In the U.S. Senate race this fall, it’s Mourdock versus Donnelly, who admires the late socialist Howard Zinn and believes in the perfection of a man through more government programs. The blatant lie of “equality” has been taught for years in our public schools. Various groups in our society are looking for an excuse for our natural inequality. It is said that true equality does indeed exist — in the cemetery.
Our educational system is creating a group of folks who believe their unequal ability, as shown on any bell curve, is actually the fault of others. This pent-up anger and aggressiveness and tendency to level, by lowering standards of redistributing wealth, can best be understood by reading “The Revolt of the Masses” by Ortega Gasset. No one will pull this book down from the shelves for our citizens to read. So I guess it’s more television and the Internet. There is the idea that today’s culture will someday be considered the “dark ages” (G. Lichtenberg) where the television and Internet have supplanted the critical-thinking mind.
Can you envision, with me, these two candidates standing on opposite corners in downtown Indianapolis on a Saturday morning with each giving a five-minute speech? Richard Mourdock would say he can’t make people equal, nor smart, and he can’t make them rich, either. He would imply that most of us have created our own problems, not a politician.

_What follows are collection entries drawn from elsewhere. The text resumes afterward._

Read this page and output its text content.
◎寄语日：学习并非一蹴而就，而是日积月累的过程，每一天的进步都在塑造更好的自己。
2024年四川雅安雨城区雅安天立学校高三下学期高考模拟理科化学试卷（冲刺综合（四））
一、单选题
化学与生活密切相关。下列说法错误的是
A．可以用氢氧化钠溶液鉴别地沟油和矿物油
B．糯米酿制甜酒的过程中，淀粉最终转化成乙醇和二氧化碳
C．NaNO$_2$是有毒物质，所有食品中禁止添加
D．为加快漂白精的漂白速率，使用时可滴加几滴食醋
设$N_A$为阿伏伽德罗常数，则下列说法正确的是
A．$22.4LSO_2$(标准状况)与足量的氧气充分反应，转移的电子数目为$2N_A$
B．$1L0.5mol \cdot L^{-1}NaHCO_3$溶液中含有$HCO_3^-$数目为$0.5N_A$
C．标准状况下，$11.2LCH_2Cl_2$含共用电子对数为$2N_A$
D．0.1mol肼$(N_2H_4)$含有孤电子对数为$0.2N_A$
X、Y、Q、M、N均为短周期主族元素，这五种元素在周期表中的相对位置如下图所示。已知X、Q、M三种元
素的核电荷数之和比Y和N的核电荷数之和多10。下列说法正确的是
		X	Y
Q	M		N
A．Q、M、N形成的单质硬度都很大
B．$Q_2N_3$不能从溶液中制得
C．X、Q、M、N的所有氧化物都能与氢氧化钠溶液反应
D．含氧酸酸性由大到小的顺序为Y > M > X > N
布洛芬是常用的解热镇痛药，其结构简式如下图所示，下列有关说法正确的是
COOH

The other guy, Joe Donnelly, would say the rich man made the poor man poor, and the smart man made the duller man dull — a need to blame someone for our differences. The forced redistribution of wealth seems natural to him. Besides, Donnelly has a religion that can help man perfect himself down here on earth with the infusion of more government. More spending will bring about perfection and equality.
Donnelly seemingly has all the answers that seem right and logical, and he’s looking for an earthly Utopia, while the other guy sees more of a sad tragedy — his eyes observing people who have been taught not to be content with who they are and what they possess. Donnelly desires the continuation of big government and deficits while accusing his opponent of being unwilling to compromise.
The late Charles Colson described this era as one that “smells of sunset.”